Modeling Teaching

Gary Cziko (930905.0825) et al:

Gary, to me your proposed music/tracking experiment has two big
virtues: 1. It is close to the usual PCT methodological paradigm,
which could serve to facilitate understanding and communication
between PCTers about the interaction of teacher/student control
systems. 2. It uses an efficient means of post-response
information, PRI, (instructional feedback) which is a precise
representation of the learner's performance-which representation
the learner would not have without the PRI. This would be
particularly true if the position of the cursor generated by the
teacher were a quantitative reflection of the degree of error in
performance, not just the direction of the error.

I am glad that you have pointed out that the function of PRI is to
provide a means for feedback which the learner would not have on
his/her own.

I agree with your basic idea: one of the major functions of a master teacher is
the providing of PRI (feedback) for the trainee.

I have found that the usual shortcoming is that the PRI, if
adminsistered at all, is generated based simply on the teacher's
perception of the trainee's response rather than on inferences about
the trainee's perception and control.

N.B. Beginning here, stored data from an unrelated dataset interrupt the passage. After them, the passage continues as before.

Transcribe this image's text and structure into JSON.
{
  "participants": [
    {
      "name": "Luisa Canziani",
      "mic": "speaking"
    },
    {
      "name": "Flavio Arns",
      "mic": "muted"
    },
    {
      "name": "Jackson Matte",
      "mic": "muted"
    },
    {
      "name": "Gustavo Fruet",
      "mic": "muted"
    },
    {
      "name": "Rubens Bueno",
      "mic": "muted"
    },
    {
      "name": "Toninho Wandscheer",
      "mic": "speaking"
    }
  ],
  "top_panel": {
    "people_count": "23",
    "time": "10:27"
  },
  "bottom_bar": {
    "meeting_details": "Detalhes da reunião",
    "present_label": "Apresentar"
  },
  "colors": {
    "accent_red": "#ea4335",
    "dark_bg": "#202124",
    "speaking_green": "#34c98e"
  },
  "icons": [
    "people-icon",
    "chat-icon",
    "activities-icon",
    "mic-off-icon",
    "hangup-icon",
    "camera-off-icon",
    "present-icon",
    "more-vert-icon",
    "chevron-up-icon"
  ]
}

Thus PRI is seldom precisely
related to the perceptions needed for the task. And an even bigger
challenge is that in typical instructional situations trainees control
other perceptions that are inefficiently related to the task at hand
(such as getting done with the boring task, getting a good grade, or
figuring out a short-cut means to appear correct). The most
efficient PRI appears to be that which calls attention to these
levels of control as well to the perceptions for the "target learning".

It may be that the pairing of perceptions or substitute perceptions,
such as getting a good grade, etc. are a help for passing tests, such
as with the medical people (mentioned by Hugh), but that in actual
application the desired control does not manifest. Thus, we have
students in America who learn to control grades or getting
assignments finished, but do not make the transfer to the
instructionally desired control. I believe this may be one of the
reasons that 50% of Americans are functionally illiterate.